Yesterday, I came home to find this woman in my house. She was sitting in my favorite spot on the couch hunched forward with elbows on knees, her hands held up her head. She was counting out loud her tears as they dropped from her eyes straight onto the carpet, twenty-three, twenty-four, twenty-five. I pretended she wasn’t there and sat down on the opposite side of the couch, pulled a cigarette out of the plastic container that was on the living room table, flicked my Bic and lit my cigarette, I dropped the Bic to the floor and leaned back.
My eyes focused across the room to the computer screen where photographs were displayed one by one. There were photographs of what had long ago ceased to exist, a city where I no longer can be, the face of who I no longer know, and other faces I haven’t seen in person for years, some faces even more than that. Who are these people? What, what, filled my mind but I had nothing to say.
The cell phone rang and buzzed, I looked over to the woman who still hadn’t moved, why isn’t she answering the phone? She’s strange, I thought. I looked at the phone on the marble table and was hypnotized by the ring buzz combination. When the phone settled, I stood up, bent over and smashed the cigarette out in the ashtray, “that’s it for me,” I said, the woman started laughing but she didn’t move.
I went through the open sliding glass door and stood on the back patio and wondered when the grass had died. I looked up to the sky and asked, as always, “how can the sky be blue in hell?” A bird flew overhead, loudly, I yelled over my shoulder to the woman inside, “wow, it’s a bird!” I can’t believe a bird flew by. I recalled the first and last time I saw a small airplane in the sky, so long ago, my gaze remained fixed on the sky. I thought whether anyone knew I’m alive? I should water the dead grass.
When I turned on the water for the hose a stream of water shot out through a small cut in the hose and cold water hit the side of my leg. I always forget about that cut. I sprayed the water back and forth over the dead grass and counted each back and forth up to five, then I took a step back and started again. Between the old wooden boards of the fence are gaps, I looked for a moment at the one I used last year to witness the shooting across the street. Three, four, five. Someone started to yell, “Give me your hand, now! Stop, I said stop, give me your fucking hand.” I dropped the hose and went to the same gap. The deep voice repeated the command. I couldn’t see what was going on but I thought is was someone resisting the police. I climbed onto the garbage container and looked over the fence and across the street.
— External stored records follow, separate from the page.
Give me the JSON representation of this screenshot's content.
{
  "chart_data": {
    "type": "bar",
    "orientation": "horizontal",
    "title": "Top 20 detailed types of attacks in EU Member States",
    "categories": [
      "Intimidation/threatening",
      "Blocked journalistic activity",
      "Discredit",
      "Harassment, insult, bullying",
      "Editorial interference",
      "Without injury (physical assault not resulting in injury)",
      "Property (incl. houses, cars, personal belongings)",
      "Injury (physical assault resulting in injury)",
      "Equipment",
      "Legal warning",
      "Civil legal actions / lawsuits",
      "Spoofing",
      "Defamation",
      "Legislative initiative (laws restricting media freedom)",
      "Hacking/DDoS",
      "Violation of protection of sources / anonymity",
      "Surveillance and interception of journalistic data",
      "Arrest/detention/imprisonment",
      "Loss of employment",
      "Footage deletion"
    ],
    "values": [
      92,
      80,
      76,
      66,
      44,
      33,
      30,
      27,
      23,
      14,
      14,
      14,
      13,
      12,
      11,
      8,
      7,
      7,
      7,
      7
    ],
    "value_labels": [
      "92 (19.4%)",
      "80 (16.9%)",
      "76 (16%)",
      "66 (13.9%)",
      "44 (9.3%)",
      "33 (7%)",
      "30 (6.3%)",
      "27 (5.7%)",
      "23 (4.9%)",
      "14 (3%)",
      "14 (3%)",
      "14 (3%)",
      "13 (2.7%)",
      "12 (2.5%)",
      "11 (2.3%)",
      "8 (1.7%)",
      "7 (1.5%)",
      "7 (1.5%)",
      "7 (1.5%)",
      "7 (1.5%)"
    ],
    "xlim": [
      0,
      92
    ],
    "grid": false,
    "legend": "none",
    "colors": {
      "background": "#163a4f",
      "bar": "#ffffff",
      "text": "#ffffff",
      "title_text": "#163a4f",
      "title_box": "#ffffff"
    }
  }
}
Unbelievable, what the hell is she doing? A fat woman, I assumed to be a stupid mother, was yelling obscenities at a young child who stood not far from her. Immediately, I went into protector mode. I watched as the fat mother took hold of the child’s shirt and yanked her forward. She cursed at the child and that was enough for me. I became infuriated and yelled, “Hey, what the hell are you doing, dumbass, you can’t do that to a child, damn, seriously, you need a parenting class!” She kept on walking and I jumped down from the container. Right, last fall, after I was beaten by a female gang member the advice given by a friend living in Colorado, “don’t agitate the natives.” I forgot about that. I picked up the hose from the ground and started to count again, one, two, three.
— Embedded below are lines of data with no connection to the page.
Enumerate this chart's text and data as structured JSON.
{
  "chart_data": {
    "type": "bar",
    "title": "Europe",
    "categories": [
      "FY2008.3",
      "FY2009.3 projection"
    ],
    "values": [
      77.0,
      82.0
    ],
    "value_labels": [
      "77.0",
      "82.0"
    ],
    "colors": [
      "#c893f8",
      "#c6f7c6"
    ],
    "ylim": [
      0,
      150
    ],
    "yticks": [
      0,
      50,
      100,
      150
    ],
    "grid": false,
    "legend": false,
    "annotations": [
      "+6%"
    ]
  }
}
My mind drifted to thoughts of when, when was the last time I had a conversation with someone? The checker at the supermarket she was the last one I could remember. I decided she didn’t count; all she said to me was 52.74, and I replied okay. That was three weeks ago. Have I eaten? I don’t think I’ve eaten today. Whatever. Does anyone think about me, I’m the only one who gets forgotten. I don’t belong here.
I finished watering and went back inside. I sat down on the couch in the same spot, I hunched forward with elbows on knees, my hands held up my head, I looked over to the woman but she was gone. I started to count out loud my tears as they dropped from my eyes straight onto the carpet, one, two, three…am I ever going to wake up?